Yesterday, in a session on ‘Mobile Communications 2.0’ at the Mobile World Congress in Barcelona, Facebook’s VP of User Growth, Mobile and International Expansion Chamath Palihapitiya shared the social networking giant’s current mobile strategy and its plans for the future.

It was in this session that the company for the first time talked about its latest product, Facebook Zero, which is essentially a stripped down, text-only version of the mobile website for the social networking service. The product aims to give mobile carriers a way to offer a basic Facebook experience to their subscribers free of charge and later convert those users into premium data service customers.

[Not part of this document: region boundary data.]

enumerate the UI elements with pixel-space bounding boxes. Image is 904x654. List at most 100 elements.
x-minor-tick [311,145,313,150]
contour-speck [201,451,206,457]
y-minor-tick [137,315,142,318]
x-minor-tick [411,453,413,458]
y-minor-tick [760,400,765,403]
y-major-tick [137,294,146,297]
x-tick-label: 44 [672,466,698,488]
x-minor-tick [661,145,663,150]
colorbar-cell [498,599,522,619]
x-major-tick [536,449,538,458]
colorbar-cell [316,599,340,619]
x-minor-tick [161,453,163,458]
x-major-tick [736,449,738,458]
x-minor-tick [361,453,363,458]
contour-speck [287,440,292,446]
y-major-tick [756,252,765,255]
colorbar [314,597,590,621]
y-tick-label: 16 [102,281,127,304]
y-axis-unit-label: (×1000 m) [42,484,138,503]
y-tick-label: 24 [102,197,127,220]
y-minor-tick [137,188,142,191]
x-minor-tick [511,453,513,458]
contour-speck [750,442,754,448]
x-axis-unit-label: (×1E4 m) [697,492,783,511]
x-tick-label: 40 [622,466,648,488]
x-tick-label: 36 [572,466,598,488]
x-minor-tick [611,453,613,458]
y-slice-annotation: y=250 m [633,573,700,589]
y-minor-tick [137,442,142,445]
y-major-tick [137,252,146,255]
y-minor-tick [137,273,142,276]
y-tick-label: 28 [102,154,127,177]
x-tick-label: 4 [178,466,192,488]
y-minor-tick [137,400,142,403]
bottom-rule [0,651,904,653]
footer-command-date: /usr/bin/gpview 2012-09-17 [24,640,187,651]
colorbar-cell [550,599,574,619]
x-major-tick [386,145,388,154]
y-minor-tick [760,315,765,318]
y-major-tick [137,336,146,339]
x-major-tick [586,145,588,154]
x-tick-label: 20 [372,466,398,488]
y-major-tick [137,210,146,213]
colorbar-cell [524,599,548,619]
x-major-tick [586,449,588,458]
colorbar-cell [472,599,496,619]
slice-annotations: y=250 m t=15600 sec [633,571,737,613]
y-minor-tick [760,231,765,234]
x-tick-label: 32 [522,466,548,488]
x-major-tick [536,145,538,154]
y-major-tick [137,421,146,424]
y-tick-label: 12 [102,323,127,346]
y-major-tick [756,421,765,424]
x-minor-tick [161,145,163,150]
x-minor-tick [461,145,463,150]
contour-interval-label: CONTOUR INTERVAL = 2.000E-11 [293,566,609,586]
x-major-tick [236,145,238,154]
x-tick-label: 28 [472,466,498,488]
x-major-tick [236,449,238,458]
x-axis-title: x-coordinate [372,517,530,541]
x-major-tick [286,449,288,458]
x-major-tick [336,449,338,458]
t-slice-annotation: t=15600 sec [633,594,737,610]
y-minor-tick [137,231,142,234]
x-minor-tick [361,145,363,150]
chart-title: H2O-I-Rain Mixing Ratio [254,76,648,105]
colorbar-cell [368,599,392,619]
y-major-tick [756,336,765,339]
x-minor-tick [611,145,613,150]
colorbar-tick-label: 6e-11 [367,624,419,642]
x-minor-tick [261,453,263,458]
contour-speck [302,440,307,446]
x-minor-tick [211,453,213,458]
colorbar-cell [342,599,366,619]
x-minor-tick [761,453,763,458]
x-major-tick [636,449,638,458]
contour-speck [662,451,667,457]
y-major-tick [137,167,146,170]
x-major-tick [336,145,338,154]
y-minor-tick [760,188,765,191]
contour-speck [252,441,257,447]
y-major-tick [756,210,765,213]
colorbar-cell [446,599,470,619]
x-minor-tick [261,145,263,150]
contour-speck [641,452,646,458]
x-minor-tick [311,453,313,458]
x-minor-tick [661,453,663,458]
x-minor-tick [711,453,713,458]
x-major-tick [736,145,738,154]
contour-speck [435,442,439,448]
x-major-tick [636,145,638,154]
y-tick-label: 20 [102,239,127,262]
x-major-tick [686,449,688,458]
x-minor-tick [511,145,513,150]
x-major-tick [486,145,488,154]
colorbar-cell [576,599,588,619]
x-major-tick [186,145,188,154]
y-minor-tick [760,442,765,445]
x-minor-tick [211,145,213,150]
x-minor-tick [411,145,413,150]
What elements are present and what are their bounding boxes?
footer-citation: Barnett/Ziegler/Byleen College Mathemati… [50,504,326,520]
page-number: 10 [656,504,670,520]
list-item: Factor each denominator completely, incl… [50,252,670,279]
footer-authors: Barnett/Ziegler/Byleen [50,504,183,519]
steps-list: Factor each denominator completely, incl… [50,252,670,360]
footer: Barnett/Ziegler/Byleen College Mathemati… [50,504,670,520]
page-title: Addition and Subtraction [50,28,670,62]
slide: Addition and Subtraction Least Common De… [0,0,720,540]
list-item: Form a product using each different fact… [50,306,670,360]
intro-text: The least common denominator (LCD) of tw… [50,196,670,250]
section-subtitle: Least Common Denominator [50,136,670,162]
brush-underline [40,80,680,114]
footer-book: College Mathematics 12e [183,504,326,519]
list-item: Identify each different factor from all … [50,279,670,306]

We recorded the entire 16-minute session and uploaded it to our YouTube account – these are the highlights of the presentation:

– Facebook believes 2010 will be a watershed year for mobile
– The service is now actively used by more than 400 million people
– They want to make Facebook even more ubiquitous and reach billions of users
100 million users (25% of total number of users) actively uses Facebook’s mobile products at least once a month
200 million people have interacted with Facebook on mobile at least once

– Over the next 5 to 10 years, Facebook aims to invest heavily in expanding mobile experiences for their users; they expect a lot more growth in this area
– Facebook now works together with some 200 mobile operators – and they are striving to convince more about the added value of such partnerships
– Mobile users demonstrate twice as much engagement than Web users (2x the pageviews, interactions, consumptions and productions)
– They use the above as an argument to convince operators services like Facebook can help drive more sales for more capable phones and heavier data plans
– Facebook is traditionally strong in English-speaking countries, but that’s not all – for example, every single user in Indonesia apparently uses Facebook’s mobile products

– There are 3 key themes to Facebook’s mobile strategy:
* MOBILE WEBSITE: two versions, one for regular phones and one for touch-screen enabled phones – these have now been translated into 70+ languages, covering about 98% of the world population.
* SMS: interactions through Facebook using shortcodes – so far there are deals with 80 operators in 32 countries
* DEVICES: applications or ‘integrated experiences’, which means Facebook intends to hook its service deeper into the core OS handsets run on

– New developments:
* VODAFONE UK TRIAL: the carrier offered Facebook mobile free of charge for a week, which not only caused an expected usage spike, but also resulted in an increase of 20% of people who kept using and paying for heavier data plans after the trial
* FACEBOOK ZERO: stripped down, text-only version of Facebook’s mobile website – carriers can offer this free of charge for as long as they like, and attempt to transition users to a charged model at a later stage more effectively

– Facebook aims to turn FB Connect into a ‘foundational element’ of the web, whether accessed on mobile phones or not.
– In the future, Facebook Connect should become more of a core integration both on an OEM, app and OS level (naming iPhone, RIM, Windows Mobile and Android as examples)
– Facebook intends to play a more important role in the app developers ecosystem
– The company stressed that their goal is to keep pushing the envelope for users, operators, device manufacturers and developers.